Other options for getting oil from Alberta to the West Coast are via train and truck, but the floods damaged roads and rail lines.
While most of the oil that was being funneled through the pipe on Monday was delivered in preparation for the shutdown, Ms. Hounsell said, some product remains in the line.
An initial fly-over of the route’s most affected sections near Merritt and Hope on Tuesday showed no indication that the pipeline has leaked.
But the company still can’t get to it on the ground to conduct a full analysis or a geotechnical evaluation of the stability of mountain slopes in the area.
What Trans Mountain does know is that some of the earth that covers and protects the pipeline has been washed away, leaving it vulnerable to damage from the likes of logs and rocks, and pieces of washed-out roads and bridges.
Heavy movements of earth, including more mudslides or landslides, could also damage it.
“We want to look at the areas that we have identified over the many years as being potential risk areas, and get in there with our engineers and see what the status of those is,” Ms. Hounsell said.
Some Trans Mountain crews were expected to start covering the pipe again on Wednesday, but Ms. Hounsell said it was unlikely their work would get far, considering just how challenging it is to access the area.
Trans Mountain is twinning the pipeline to increase its capacity to about 890,000 barrels a day, but sections of that expansion project are also on hold, with crews unable to reach construction sites.
Ms. Hounsell said it’s too early to say whether any of the new infrastructure has been damaged.
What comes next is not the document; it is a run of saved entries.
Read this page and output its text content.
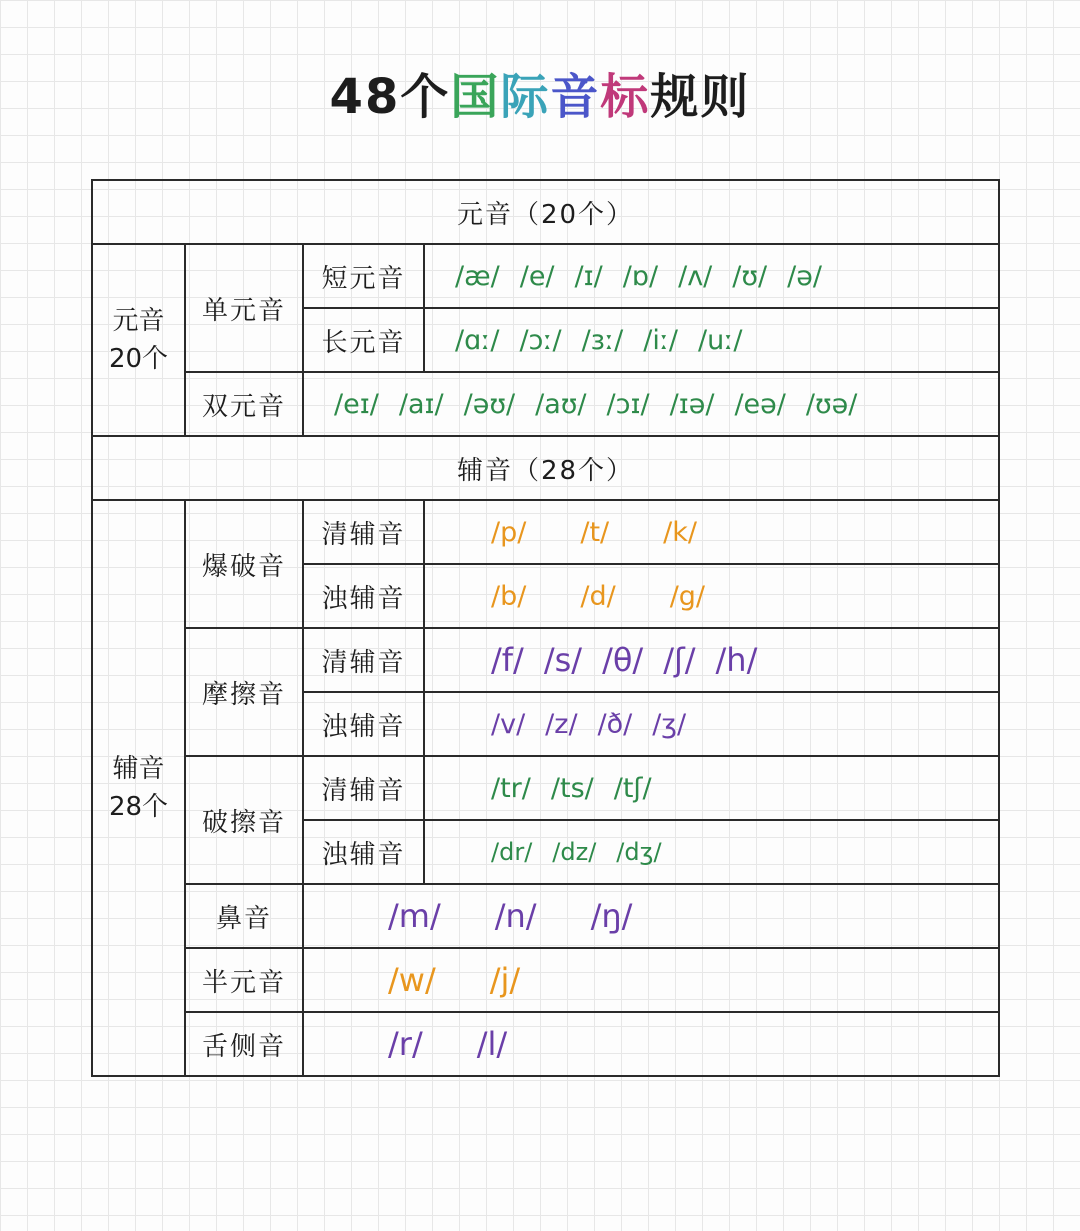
48个国际音标规则
元音（20个）			

元音
20个	单元音	短元音	/æ/ /e/ /ɪ/ /ɒ/ /ʌ/ /ʊ/ /ə/
		长元音	/ɑː/ /ɔː/ /ɜː/ /iː/ /uː/
	双元音	/eɪ/ /aɪ/ /əʊ/ /aʊ/ /ɔɪ/ /ɪə/ /eə/ /ʊə/	
辅音（28个）			

辅音
28个	爆破音	清辅音	/p/ /t/ /k/
		浊辅音	/b/ /d/ /g/
	摩擦音	清辅音	/f/ /s/ /θ/ /ʃ/ /h/
		浊辅音	/v/ /z/ /ð/ /ʒ/
	破擦音	清辅音	/tr/ /ts/ /tʃ/
		浊辅音	/dr/ /dz/ /dʒ/
	鼻音	/m/ /n/ /ŋ/	
	半元音	/w/ /j/	
	舌侧音	/r/ /l/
That’s because it – much like the existing line – lies in flood-affected areas that are tough to access.
As such, she said there’s no word on whether the project will suffer a delay.
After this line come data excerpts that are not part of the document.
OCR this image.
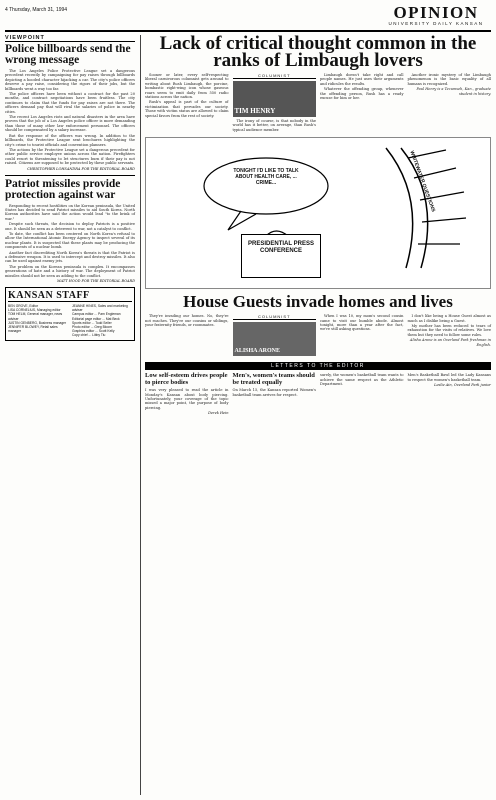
4 Thursday, March 31, 1994	OPINION
UNIVERSITY DAILY KANSAN
VIEWPOINT
Police billboards send the wrong message

The Los Angeles Police Protective League set a dangerous precedent recently by campaigning for pay raises through billboards depicting a hooded character hijacking a car. The city's police officers deserve a pay raise, considering the rigors of their jobs, but the billboards went a way too far.

The police officers have been without a contract for the past 20 months, and contract negotiations have been fruitless. The city continues to claim that the funds for pay raises are not there. The officers demand pay that will rival the salaries of police in nearby cities.

The recent Los Angeles riots and natural disasters in the area have proven that the job of a Los Angeles police officer is more demanding than those of many other law enforcement personnel. The officers should be compensated by a salary increase.

But the response of the officers was wrong. In addition to the billboards, the Protective League sent brochures highlighting the city's crime to tourist officials and convention planners.

The actions by the Protective League set a dangerous precedent for other public service employee unions across the nation. Firefighters could resort to threatening to let structures burn if their pay is not raised. Citizens are supposed to be protected by these public servants.

CHRISTOPHER LOHSANDRA FOR THE EDITORIAL BOARD
Patriot missiles provide protection against war

Responding to recent hostilities on the Korean peninsula, the United States has decided to send Patriot missiles to aid South Korea. North Korean authorities have said the action would lead "to the brink of war."

Despite such threats, the decision to deploy Patriots is a positive one. It should be seen as a deterrent to war, not a catalyst to conflict.

To date, the conflict has been centered on North Korea's refusal to allow the International Atomic Energy Agency to inspect several of its nuclear plants. It is suspected that these plants may be producing the components of a nuclear bomb.

Another fact discrediting North Korea's threats is that the Patriot is a defensive weapon. It is used to intercept and destroy missiles. It also can be used against enemy jets.

The problem on the Korean peninsula is complex. It encompasses generations of hate and a history of war. The deployment of Patriot missiles should not be seen as adding to the conflict.

MATT HOOD FOR THE EDITORIAL BOARD
KANSAN STAFF
BEN GROVE, Editor
LISA CORNELIUS, Managing editor
TOM HELM, General manager, news adviser
JUSTIN GENBERG, Business manager
JENNIFER BLOWEY, Retail sales manager
JEANNE HINES, Sales and marketing adviser
Campus editor ... Pam Engleman
Editorial page editor ... Mat Beck
Sports editor ... Todd Seiler
Photo editor ... Greg Bloom
Graphics editor ... Scott Kelly
Copy chief ... Libby Tiu
Lack of critical thought common in the ranks of Limbaugh lovers

Sooner or later, every self-respecting liberal carnivorous columnist gets around to writing about Rush Limbaugh, the porcine, bombastic right-wing icon whose gaseous roars seem to emit daily from 550 radio stations across the nation.

Rush's appeal is part of the culture of victimization that pervades our society. Those with victim status are allowed to claim special favors from the rest of society.

COLUMNIST
TIM HENRY

The irony of course, is that nobody in the world has it better, on average, than Rush's typical audience member.

Limbaugh doesn't take right and call people names. He just uses their arguments and ridicules the results.

Whatever the offending group, whenever the offending person, Rush has a ready excuse for him or her.

Another ironic mystery of the Limbaugh phenomenon is the basic equality of all humans is recognized.

Paul Henry is a Tecumseh, Kan., graduate student in history.
TONIGHT I'D LIKE TO TALK ABOUT HEALTH CARE, ... CRIME...
PRESIDENTIAL PRESS CONFERENCE
WHITEWATER QUESTIONS
House Guests invade homes and lives

They're invading our homes. No, they're not roaches. They're our cousins or siblings, your fraternity friends, or roommates.

COLUMNIST
ALISHA ARONE

When I was 10, my mom's second cousin came to visit our humble abode. Almost tonight, more than a year after the fact, we're still asking questions.

I don't like being a House Guest almost as much as I dislike being a Guest.

My mother has been reduced to tears of exhaustion for the visits of relatives. We love them but they need to follow some rules.

Alisha Arone is an Overland Park freshman in English.
LETTERS TO THE EDITOR
Low self-esteem drives people to pierce bodies
I was very pleased to read the article in Monday's Kansan about body piercing. Unfortunately, your coverage of the topic missed a major point, the purpose of body piercing.
Derek Hein
Men's, women's teams should be treated equally
On March 15, the Kansan reported Women's basketball team arrives for respect.
surely, the women's basketball team wants to achieve the same respect as the Athletic Department.
Men's Basketball Bawl led the Lady Kansans to respect the women's basketball team.
Leslie Ain, Overland Park junior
But the fact that some crews for the expansion were on work sites when the storm began means Trans Mountain has a small head start on getting the main pipeline up and running again.
“It was similar to the fires this summer, in that we had thousands of people and pieces of equipment right there on the ground where it was really needed, which puts you a few steps ahead,” she said.
For now, crews are using equipment for the expansion project to help clear roads and blocked areas, and assist with traffic control.